Information.

1.9K 134 21
                                    

Jenas's Cast ⬆⬆

.

.

.
"Kita undur acara pelelangannya," Brata bersandar pada punggung kursi nyamannya. Ia memejamkan mata beberapa saat dan terus-terusan menghela napasnya dengan berat. Pria tua itu jelas sedang merasakan sakit kronis yang sudah ia rasakan sejak tiga tahun terakhir.

"Aku harus ke Singapura," sambungnya lagi, lalu pria tua itu terbatuk.

"Aku bisa menemanimu jika kau mau, Pak."

"Tidak perlu, Ron. Urus saja urusan kau di sini, aku bisa sendiri."

"Apa kau yakin?"

Brata mengangguk, dan batuk yang mengganggu itu menyertai di setiap detiknya.

"Kurasa kau harus memberitahu Sam soal penyakitmu ini, kau tidak harus menyembunyikannya dari Sam. Dia penerusmu." Ronald mengingatkan.

Brata terdiam. Ia menerawang jauh ke langit-langit ruangannya. Pikirannya tertuju pada Samuel yang tidak lama lagi mungkin akan menggantikan posisinya.

"Beritahu dia soal penyakitku jika aku sudah mati,"

Ronald mengangguk kecil, dia tidak bisa menentang perintah Brata. "Semoga kau lekas sembuh, Pak."

"Terima kasih, Ron. Dan, uh, aku ada pekerjaan untukmu,"

"Apa itu, Pak?"

"Datangi markas Gerald. Ada informan mengatakan bahwa dia membuka lahan di Jakarta Utara tanpa sepengetahuan kita."

Ronald mengernyit, mengangguk pelan, lalu "Apa yang harus aku lakukan pada Gerald?"

"Tidak, bukan kau. Raph yang akan menyelesaikannya. Temani saja dia."

Alis Ronald saling bertautan. Jika saja Raph yang akan menyelesaikan Gerald, itu artinya Gerald akan mati di tangan Raph. Sebenarnya bukan masalah Ronald juga, sih, karena Gerald sudah mengkhianati kelompok Brata maka ia akan menanggubg konsekuensinya sendiri. Mati. Akan menjadi akhir bagi Gerald.

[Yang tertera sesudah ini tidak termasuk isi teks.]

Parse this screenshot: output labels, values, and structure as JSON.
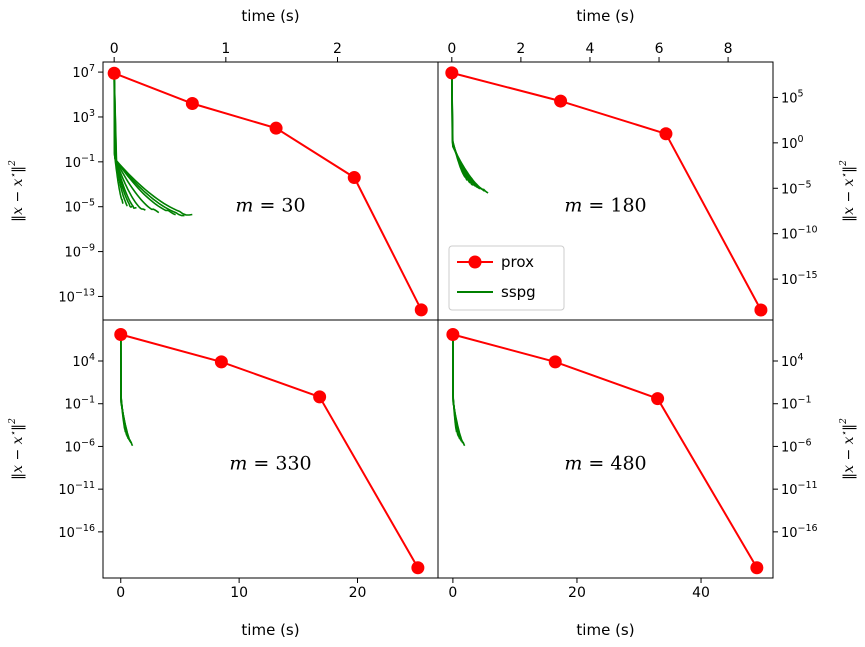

Ronald melangkah keluar saat ia bertemu dengan Jena di ruang tengah. Ronald hampir tersenyum saat melihat wanita itu mengikat rambutnya di depan cermin.

"Jen, antarkan makanan ke semua barang lelang." bilangnya Ron, mereka saling menatap lewat pantulan cermin.

"Oke,"

"Oh, dan menu makanan untuk barang yang di lantai dua itu berbeda. Sudah disiapkan oleh kokinya, kau tinggal membawanya saja."

Jena hanya mengangguk. Wanita dingin itu tidak berbasa-basi lagi, ia lantas pergi ke area dapur untuk mengambil makanan para barang lelang. Sebenarnya ini pekerjaan Sadam, tapi karena pria malang itu tewas tertembak beberapa waktu lalu, maka pekerjaannya diambil alih oleh Jena. Ini pertama kalinya untuk Jena bertatap langsung pada barang lelang yang masuk ke dalam tugasnya itu. Mungkin dia akan mencari informasi tentang siapa yang menjualnya pada Brata.

Jena keluar dari dapur dengan trolley yang ia dorong menjauh menuju ruang bawah tanah. Dari arah belakang, seseorang mengikutinya. Jena yang menyadari, berbalik dan menangkap sosok pria berambut gondrong berdiri tepat di belakangnya.

"Ada apa, Ferdi?" Jena menaikkan alisnya. Gurat wajahnya tidak menyiratkan bahwa ia terkejut. Jena mampu menyamarkannya di balik wajahnya yang dingin dan angkuh.